Киевские ночи (Роман, повести, рассказы) - Журахович Семен Михайлович. Страница 91

Оле скоро восемнадцать. Осенью она пошла работать на чулочную фабрику. Но, по мнению Марата, пролетарская среда еще никак не повлияла на ее анархический характер. Петь да хихикать — только на это сестренка и способна. И все же она может ему помочь.

— Скажи, Оля, разве на фабрике плохо? Коллектив…

— Почему плохо? — Оля блеснула низкой белых зубов. — Девчата…

— И пригожие хлопцы, — подмигнул отец.

— Э, сколько их там, — зазвенела смехом. — Бабье царство.

— Я тебя серьезно спрашиваю, — насупился Марат.

— А я тебе серьезно отвечаю. У нас весело. Знаешь, Марийка замуж выходит. Он — механик…

— Меня это не интересует. В политкружок записалась?

— Записалась, хожу. А в комсомол, говорят, еще не доросла. — Оля постучала себя пальцем по лбу. — Ветер в голове.

И захохотала.

Лицо Марата потемнело.

Теперь уже и отец рассердился.

— Чего гогочешь? Люди за комсомол жизнь отдавали.

— Когда-нибудь и я поумнею…

— Хоть бы дождаться, — сказала мать и погрозила пальцем. — А с Марийки примера не бери…

Оля закружилась на месте. Потом вспомнила про сорочку.

— Видишь! Воротник уже промережила. Еще грудь и рукава. Пока жениха нет, тебе, чертяка, вышиваю… Я ведь тебя, Маратик, люблю. У-у, злюка!..

Она обняла его и ластилась, как маленькая. Марат чувствовал, как давно забытое тепло разливается в груди. Чмокнуть бы сестренку в румяную щеку, подергать за косу.
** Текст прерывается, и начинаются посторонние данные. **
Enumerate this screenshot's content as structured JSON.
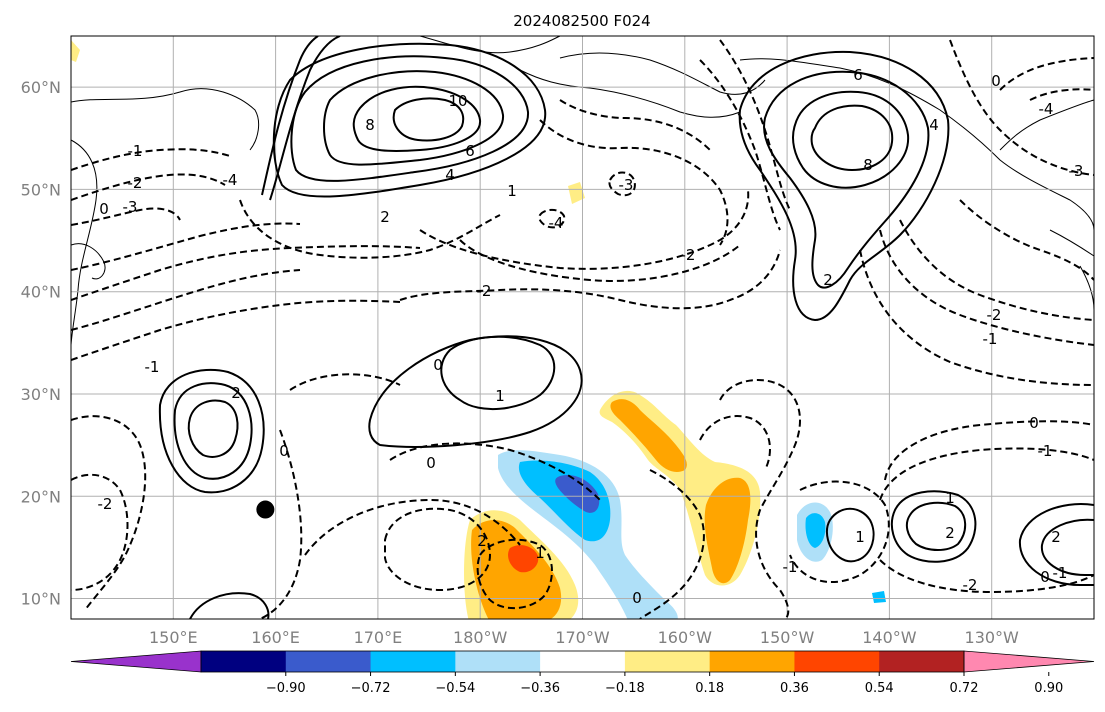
{
  "title": "2024082500 F024",
  "map": {
    "lat_labels": [
      "60°N",
      "50°N",
      "40°N",
      "30°N",
      "20°N",
      "10°N"
    ],
    "lon_labels": [
      "150°E",
      "160°E",
      "170°E",
      "180°W",
      "170°W",
      "160°W",
      "150°W",
      "140°W",
      "130°W"
    ],
    "extent": {
      "lon_min": 140,
      "lon_max": 240,
      "lat_min": 8,
      "lat_max": 65
    },
    "grid": true,
    "marker": {
      "lon": 159,
      "lat": 18.7,
      "color": "#000000"
    }
  },
  "colorbar": {
    "ticks": [
      "−0.90",
      "−0.72",
      "−0.54",
      "−0.36",
      "−0.18",
      "0.18",
      "0.36",
      "0.54",
      "0.72",
      "0.90"
    ],
    "colors": [
      "#9932cc",
      "#000080",
      "#3a5bcc",
      "#00bfff",
      "#afe0f8",
      "#ffffff",
      "#ffed85",
      "#ffa500",
      "#ff4500",
      "#b22222",
      "#ff88b0"
    ],
    "extend": "both"
  },
  "contour_labels": [
    {
      "text": "10"
    },
    {
      "text": "8"
    },
    {
      "text": "6"
    },
    {
      "text": "4"
    },
    {
      "text": "2"
    },
    {
      "text": "1"
    },
    {
      "text": "0"
    },
    {
      "text": "-1"
    },
    {
      "text": "-2"
    },
    {
      "text": "-3"
    },
    {
      "text": "-4"
    },
    {
      "text": "6"
    },
    {
      "text": "8"
    },
    {
      "text": "4"
    },
    {
      "text": "2"
    },
    {
      "text": "0"
    },
    {
      "text": "1"
    },
    {
      "text": "2"
    },
    {
      "text": "0"
    },
    {
      "text": "-2"
    },
    {
      "text": "-1"
    },
    {
      "text": "-2"
    },
    {
      "text": "-4"
    },
    {
      "text": "-3"
    },
    {
      "text": "-4"
    },
    {
      "text": "-2"
    },
    {
      "text": "-1"
    },
    {
      "text": "0"
    },
    {
      "text": "1"
    },
    {
      "text": "2"
    },
    {
      "text": "0"
    },
    {
      "text": "-1"
    },
    {
      "text": "2"
    },
    {
      "text": "1"
    },
    {
      "text": "0"
    },
    {
      "text": "-1"
    },
    {
      "text": "-2"
    },
    {
      "text": "0"
    },
    {
      "text": "-2"
    },
    {
      "text": "1"
    },
    {
      "text": "2"
    },
    {
      "text": "-3"
    },
    {
      "text": "-1"
    },
    {
      "text": "0"
    }
  ]
}
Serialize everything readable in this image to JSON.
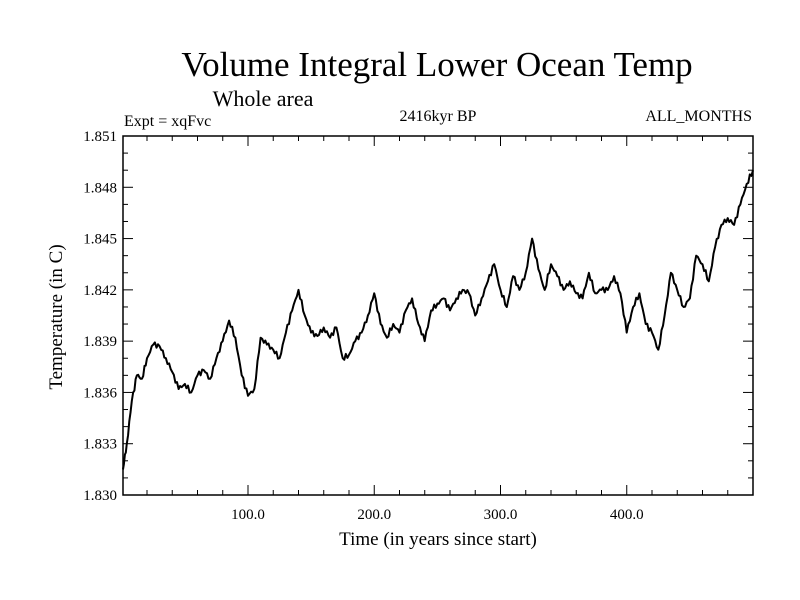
{
  "chart_data": {
    "type": "line",
    "title": "Volume Integral Lower Ocean Temp",
    "subtitle": "Whole area",
    "left_label": "Expt = xqFvc",
    "center_label": "2416kyr BP",
    "right_label": "ALL_MONTHS",
    "xlabel": "Time (in years since start)",
    "ylabel": "Temperature (in C)",
    "xlim": [
      1,
      500
    ],
    "ylim": [
      1.83,
      1.851
    ],
    "x_ticks": [
      100,
      200,
      300,
      400
    ],
    "x_tick_labels": [
      "100.0",
      "200.0",
      "300.0",
      "400.0"
    ],
    "y_ticks": [
      1.83,
      1.833,
      1.836,
      1.839,
      1.842,
      1.845,
      1.848,
      1.851
    ],
    "y_tick_labels": [
      "1.830",
      "1.833",
      "1.836",
      "1.839",
      "1.842",
      "1.845",
      "1.848",
      "1.851"
    ],
    "grid": false,
    "series": [
      {
        "name": "Volume Integral Lower Ocean Temp",
        "x": [
          1,
          4,
          8,
          12,
          16,
          20,
          25,
          30,
          35,
          40,
          45,
          50,
          55,
          60,
          65,
          70,
          75,
          80,
          85,
          90,
          95,
          100,
          105,
          110,
          115,
          120,
          125,
          130,
          135,
          140,
          145,
          150,
          155,
          160,
          165,
          170,
          175,
          180,
          185,
          190,
          195,
          200,
          205,
          210,
          215,
          220,
          225,
          230,
          235,
          240,
          245,
          250,
          255,
          260,
          265,
          270,
          275,
          280,
          285,
          290,
          295,
          300,
          305,
          310,
          315,
          320,
          325,
          330,
          335,
          340,
          345,
          350,
          355,
          360,
          365,
          370,
          375,
          380,
          385,
          390,
          395,
          400,
          405,
          410,
          415,
          420,
          425,
          430,
          435,
          440,
          445,
          450,
          455,
          460,
          465,
          470,
          475,
          480,
          485,
          490,
          495,
          500
        ],
        "y": [
          1.8315,
          1.833,
          1.8355,
          1.837,
          1.8368,
          1.838,
          1.8388,
          1.8387,
          1.838,
          1.8372,
          1.8362,
          1.8365,
          1.836,
          1.837,
          1.8373,
          1.8368,
          1.838,
          1.839,
          1.8402,
          1.8392,
          1.837,
          1.8358,
          1.8362,
          1.8392,
          1.8388,
          1.8385,
          1.838,
          1.8395,
          1.8408,
          1.842,
          1.8405,
          1.8395,
          1.8393,
          1.8398,
          1.8392,
          1.8398,
          1.838,
          1.8382,
          1.839,
          1.8395,
          1.8405,
          1.8418,
          1.84,
          1.8392,
          1.84,
          1.8395,
          1.8408,
          1.8415,
          1.84,
          1.839,
          1.8408,
          1.8412,
          1.8415,
          1.8408,
          1.8415,
          1.842,
          1.8418,
          1.8405,
          1.8415,
          1.8425,
          1.8435,
          1.842,
          1.841,
          1.8428,
          1.842,
          1.843,
          1.845,
          1.8432,
          1.842,
          1.8435,
          1.8428,
          1.842,
          1.8425,
          1.8418,
          1.8415,
          1.843,
          1.8418,
          1.842,
          1.842,
          1.8428,
          1.8418,
          1.8395,
          1.841,
          1.8418,
          1.84,
          1.8395,
          1.8385,
          1.8405,
          1.843,
          1.842,
          1.841,
          1.8415,
          1.844,
          1.8435,
          1.8425,
          1.8445,
          1.8458,
          1.8462,
          1.8458,
          1.847,
          1.8482,
          1.849
        ]
      }
    ]
  }
}
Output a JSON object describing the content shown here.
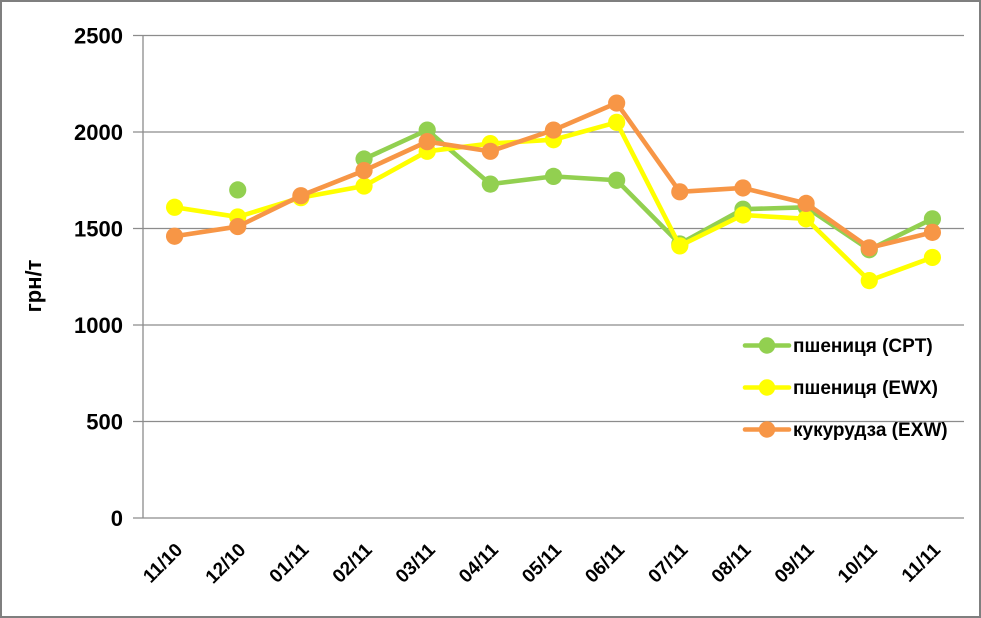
{
  "chart_data": {
    "type": "line",
    "title": "",
    "xlabel": "",
    "ylabel": "грн/т",
    "categories": [
      "11/10",
      "12/10",
      "01/11",
      "02/11",
      "03/11",
      "04/11",
      "05/11",
      "06/11",
      "07/11",
      "08/11",
      "09/11",
      "10/11",
      "11/11"
    ],
    "series": [
      {
        "name": "пшениця (CPT)",
        "color": "#92D050",
        "values": [
          null,
          1700,
          null,
          1860,
          2010,
          1730,
          1770,
          1750,
          1420,
          1600,
          1610,
          1390,
          1550
        ]
      },
      {
        "name": "пшениця (EWX)",
        "color": "#FFFF00",
        "values": [
          1610,
          1560,
          1660,
          1720,
          1900,
          1940,
          1960,
          2050,
          1410,
          1570,
          1550,
          1230,
          1350
        ]
      },
      {
        "name": "кукурудза (EXW)",
        "color": "#F79646",
        "values": [
          1460,
          1510,
          1670,
          1800,
          1950,
          1900,
          2010,
          2150,
          1690,
          1710,
          1630,
          1400,
          1480
        ]
      }
    ],
    "ylim": [
      0,
      2500
    ],
    "yticks": [
      0,
      500,
      1000,
      1500,
      2000,
      2500
    ],
    "grid": true,
    "x_tick_rotation": 45,
    "legend_position": "right-middle",
    "marker": "circle",
    "colors": {
      "grid": "#8C8C8C",
      "axis": "#8C8C8C",
      "text": "#000000",
      "background": "#FFFFFF",
      "border": "#7F7F7F"
    }
  }
}
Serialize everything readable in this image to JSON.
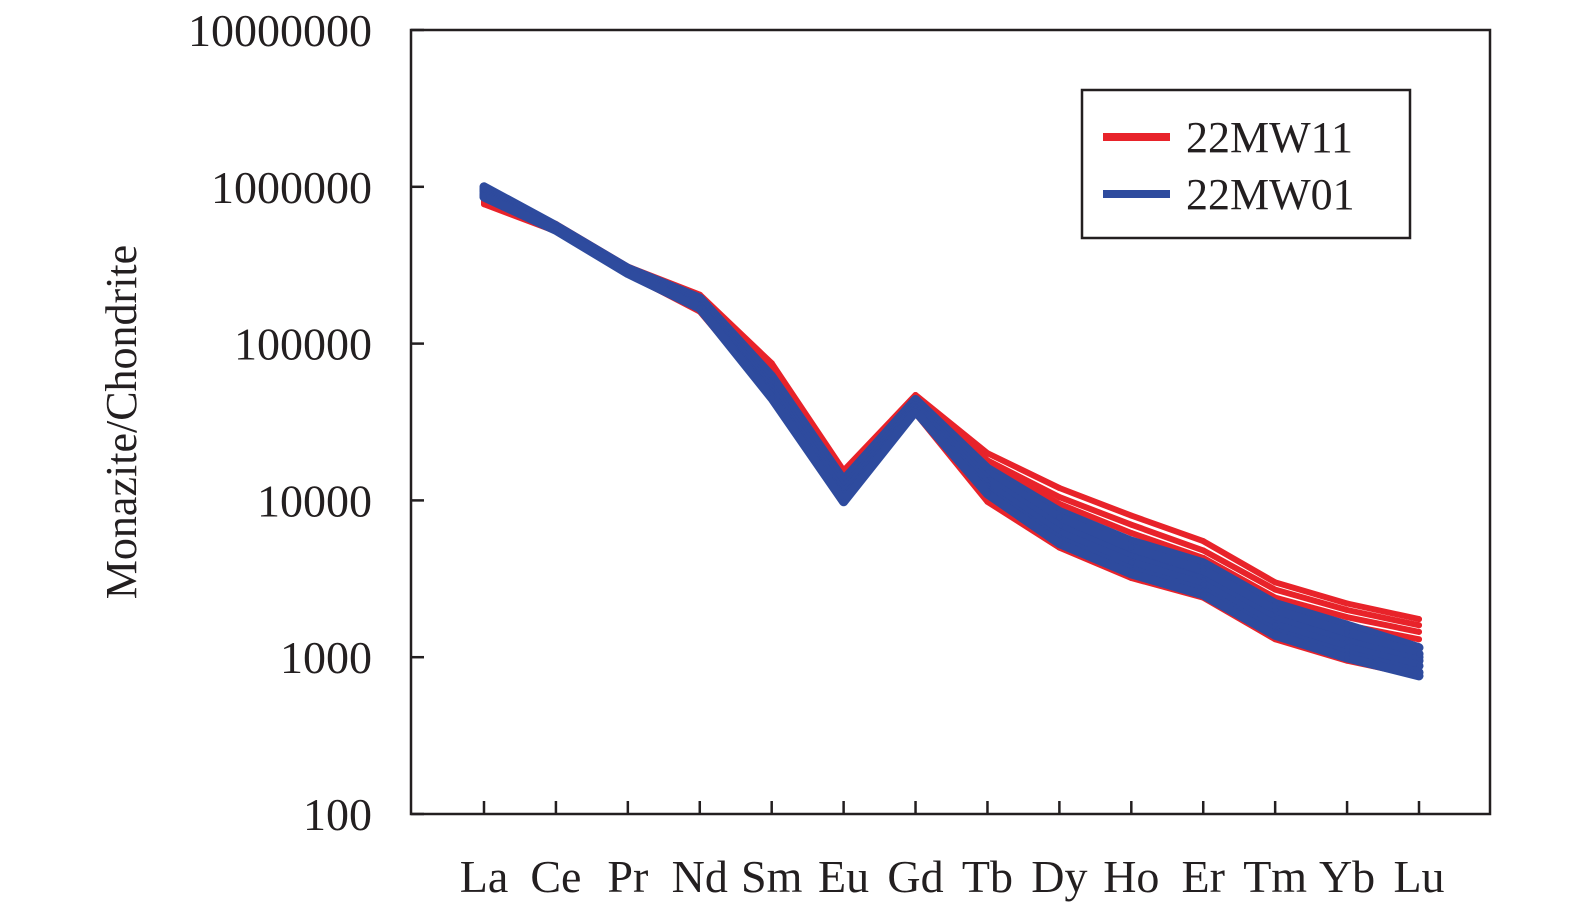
{
  "chart_data": {
    "type": "line",
    "title": "",
    "xlabel": "",
    "ylabel": "Monazite/Chondrite",
    "y_scale": "log",
    "ylim": [
      100,
      10000000
    ],
    "y_ticks": [
      100,
      1000,
      10000,
      100000,
      1000000,
      10000000
    ],
    "y_tick_labels": [
      "100",
      "1000",
      "10000",
      "100000",
      "1000000",
      "10000000"
    ],
    "grid": false,
    "legend_position": "top-right",
    "categories": [
      "La",
      "Ce",
      "Pr",
      "Nd",
      "Sm",
      "Eu",
      "Gd",
      "Tb",
      "Dy",
      "Ho",
      "Er",
      "Tm",
      "Yb",
      "Lu"
    ],
    "series": [
      {
        "name": "22MW11",
        "color": "#e8232a",
        "role": "legend",
        "values": [
          850000,
          560000,
          300000,
          190000,
          62000,
          14000,
          45000,
          15000,
          8000,
          5000,
          3600,
          2000,
          1550,
          1150
        ]
      },
      {
        "group": "22MW11",
        "color": "#e8232a",
        "values": [
          900000,
          580000,
          310000,
          205000,
          75000,
          15500,
          47000,
          20000,
          12000,
          8000,
          5500,
          3000,
          2200,
          1750
        ]
      },
      {
        "group": "22MW11",
        "color": "#e8232a",
        "values": [
          870000,
          570000,
          305000,
          200000,
          70000,
          15000,
          46000,
          18000,
          10500,
          7000,
          4800,
          2700,
          2000,
          1600
        ]
      },
      {
        "group": "22MW11",
        "color": "#e8232a",
        "values": [
          840000,
          555000,
          298000,
          192000,
          65000,
          14500,
          45000,
          17000,
          9500,
          6200,
          4300,
          2400,
          1800,
          1450
        ]
      },
      {
        "group": "22MW11",
        "color": "#e8232a",
        "values": [
          820000,
          545000,
          292000,
          185000,
          58000,
          14000,
          44000,
          15500,
          8500,
          5500,
          3800,
          2100,
          1600,
          1300
        ]
      },
      {
        "group": "22MW11",
        "color": "#e8232a",
        "values": [
          800000,
          535000,
          285000,
          178000,
          52000,
          13000,
          42000,
          13000,
          7000,
          4500,
          3200,
          1750,
          1300,
          1050
        ]
      },
      {
        "group": "22MW11",
        "color": "#e8232a",
        "values": [
          780000,
          525000,
          280000,
          165000,
          48000,
          12000,
          38000,
          10500,
          5500,
          3500,
          2600,
          1400,
          1000,
          800
        ]
      },
      {
        "group": "22MW11",
        "color": "#e8232a",
        "values": [
          775000,
          520000,
          278000,
          160000,
          46000,
          11500,
          36000,
          9800,
          5000,
          3200,
          2400,
          1300,
          950,
          760
        ]
      },
      {
        "name": "22MW01",
        "color": "#2e4b9e",
        "role": "legend",
        "values": [
          950000,
          550000,
          295000,
          185000,
          55000,
          12000,
          42000,
          14000,
          7000,
          4500,
          3300,
          1850,
          1350,
          1000
        ]
      },
      {
        "group": "22MW01",
        "color": "#2e4b9e",
        "values": [
          1000000,
          565000,
          302000,
          195000,
          62000,
          13500,
          44000,
          16000,
          8500,
          5500,
          4000,
          2200,
          1600,
          1150
        ]
      },
      {
        "group": "22MW01",
        "color": "#2e4b9e",
        "values": [
          970000,
          558000,
          298000,
          190000,
          58000,
          12800,
          43000,
          15000,
          7800,
          5000,
          3600,
          2000,
          1450,
          1050
        ]
      },
      {
        "group": "22MW01",
        "color": "#2e4b9e",
        "values": [
          930000,
          548000,
          292000,
          183000,
          53000,
          11800,
          41000,
          13500,
          6800,
          4300,
          3100,
          1750,
          1250,
          950
        ]
      },
      {
        "group": "22MW01",
        "color": "#2e4b9e",
        "values": [
          900000,
          540000,
          288000,
          178000,
          50000,
          11000,
          40000,
          12500,
          6200,
          4000,
          2900,
          1600,
          1150,
          880
        ]
      },
      {
        "group": "22MW01",
        "color": "#2e4b9e",
        "values": [
          880000,
          532000,
          284000,
          172000,
          47000,
          10200,
          38500,
          11500,
          5600,
          3600,
          2650,
          1450,
          1050,
          800
        ]
      },
      {
        "group": "22MW01",
        "color": "#2e4b9e",
        "values": [
          860000,
          528000,
          280000,
          168000,
          45000,
          9800,
          37000,
          11000,
          5300,
          3400,
          2500,
          1380,
          990,
          760
        ]
      }
    ],
    "legend": [
      {
        "label": "22MW11",
        "color": "#e8232a"
      },
      {
        "label": "22MW01",
        "color": "#2e4b9e"
      }
    ]
  }
}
— Ну, хватит! — отстранил Олю.

— У-у, сердитка…

А отец тоже расчувствовался, снял со стены ненавистную Марату мещанскую гитару, и вот они уже поют вместе с Олей. А мать доливает Марату взвару, и морщинки на ее лице — как лучики.

Марат слушал с деланным равнодушием. Снова у него потеплело в груди, но он сказал себе: «Вот так люди становятся мягкотелыми».

И надо ж было, чтоб именно в эту минуту (семейная идиллия!) явился Толя Дробот. Марат даже зубы стиснул: «На черта я его звал».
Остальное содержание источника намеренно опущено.